広報紙や新聞の記事などの場合、何も改まった表現をする必要はないケースがほとんどですから、より一般的な言い方=「人」のほうが好ましいといえるでしょう。
何かよほど改まった文章の場合は、「名」がふさわしいことも起こり得ます。
===========引用終了
これは辞書の記述も踏まえたまともな解説だろう。特定云々なんて話はない。〈定員の有るものや定数の有る場合〉と、個人を特定できるか否かは別の話。
細かい部分を見ると、疑問も感じるけどね。
たとえば〈理由は、改まった場面(格式張った場面)でよく使われるからです。〉って理由になってるのだろうか。とくに理由はないと思う。あえていえば「慣例」だろうか。そういう傾向がある、ってこと。
〈これも形式的な表現ですから、改まった場合と考えることができます。〉もどうなんだろう。「定員/○人」の乗り物(そうか、エレベーターも乗り物か)もあると思うよ。
あといくつか読んでみたけど、〈個人を特定できない場合は「人」、個人を特定できる場合は「名」を使う。〉という説が多い。多数あっても、まともな理由をあげているものは見当たらない。
例によって、このパターンですか。
『記者ハンドブック』(第14版のP533)をひく。
===========引用開始
【助数詞適用の基準】
助数詞は原則として、日常一般に使われている易しいものを使う。
1 人間
人 人間は「人」で数える。「名」は使わない。ただし「2名連記」などは別。
〔例〕1人死亡 3人が重傷 5人委員会 300人が集合
===========引用終了
はい、終了ー。
少し補足するなら、「名」のほうが丁寧な印象がある。「敬語」ではないが「改まり語」の類いだろう。

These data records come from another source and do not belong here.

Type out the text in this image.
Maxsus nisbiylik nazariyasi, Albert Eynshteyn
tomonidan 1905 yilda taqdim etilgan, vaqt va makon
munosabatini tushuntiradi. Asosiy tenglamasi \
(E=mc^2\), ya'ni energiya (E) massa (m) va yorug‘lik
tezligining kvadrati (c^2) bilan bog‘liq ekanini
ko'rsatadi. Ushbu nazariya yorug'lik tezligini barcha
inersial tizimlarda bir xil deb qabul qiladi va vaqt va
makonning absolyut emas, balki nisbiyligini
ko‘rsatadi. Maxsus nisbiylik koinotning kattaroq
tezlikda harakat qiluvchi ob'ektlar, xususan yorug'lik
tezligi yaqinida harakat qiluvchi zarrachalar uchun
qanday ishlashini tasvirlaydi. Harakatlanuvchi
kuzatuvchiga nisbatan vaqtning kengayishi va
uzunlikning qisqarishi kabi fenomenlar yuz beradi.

店が客の人数を確認するのに「何名様ですか」と訊くのはフツー。
客側は「○人です」がフツーだろう。
これだって例外があって、飲食店の席は「2人席」「4人がけ」などというのでは。こちらは「名」は珍しいのでは。
これは推測なんだけど、「名」のほうが「様」との相性がいいことも影響しているような。「2名(様)でお待ちの田中様」なんて言い方をする。
これを「お2人様でお待ちの田中様」はちょっと気持ちが悪い。
「4人」あたりだと「様」はつけられないのでは(笑)。
一方新聞はニュートラルを旨とするから、基本的に「人」を使う。それだけのことだろう。
下記あたりが関係する。
【「○○名」と「○○人」という言い方を比較すると】
https://www.facebook.com/akira.takahashi.14/posts/3866330780057301
【方 人 者 人 名 goo】2020-11-15
https://ameblo.jp/kuroracco/entry-12578029129.html
ちょっと笑ってしまった。
同じようなことを書いているのは当然かもしれないけど……。
===========引用開始
飲食店で、ウエイティング客がいる場合。「○名でお待ちの田中様」とか呼ぶ。「名」は「様」と相性がいいので「○名様でお待ちの田中様」なんて気持ちの悪い使い方も。
このあたりは、接客業特有の言い回しだろうな。こういうのも「商業敬語」と言っていいのだろうか。異和感があるけど、これに慣れると「○人」がゾンザイに感じられる。
===========引用終了
田中様って誰よ。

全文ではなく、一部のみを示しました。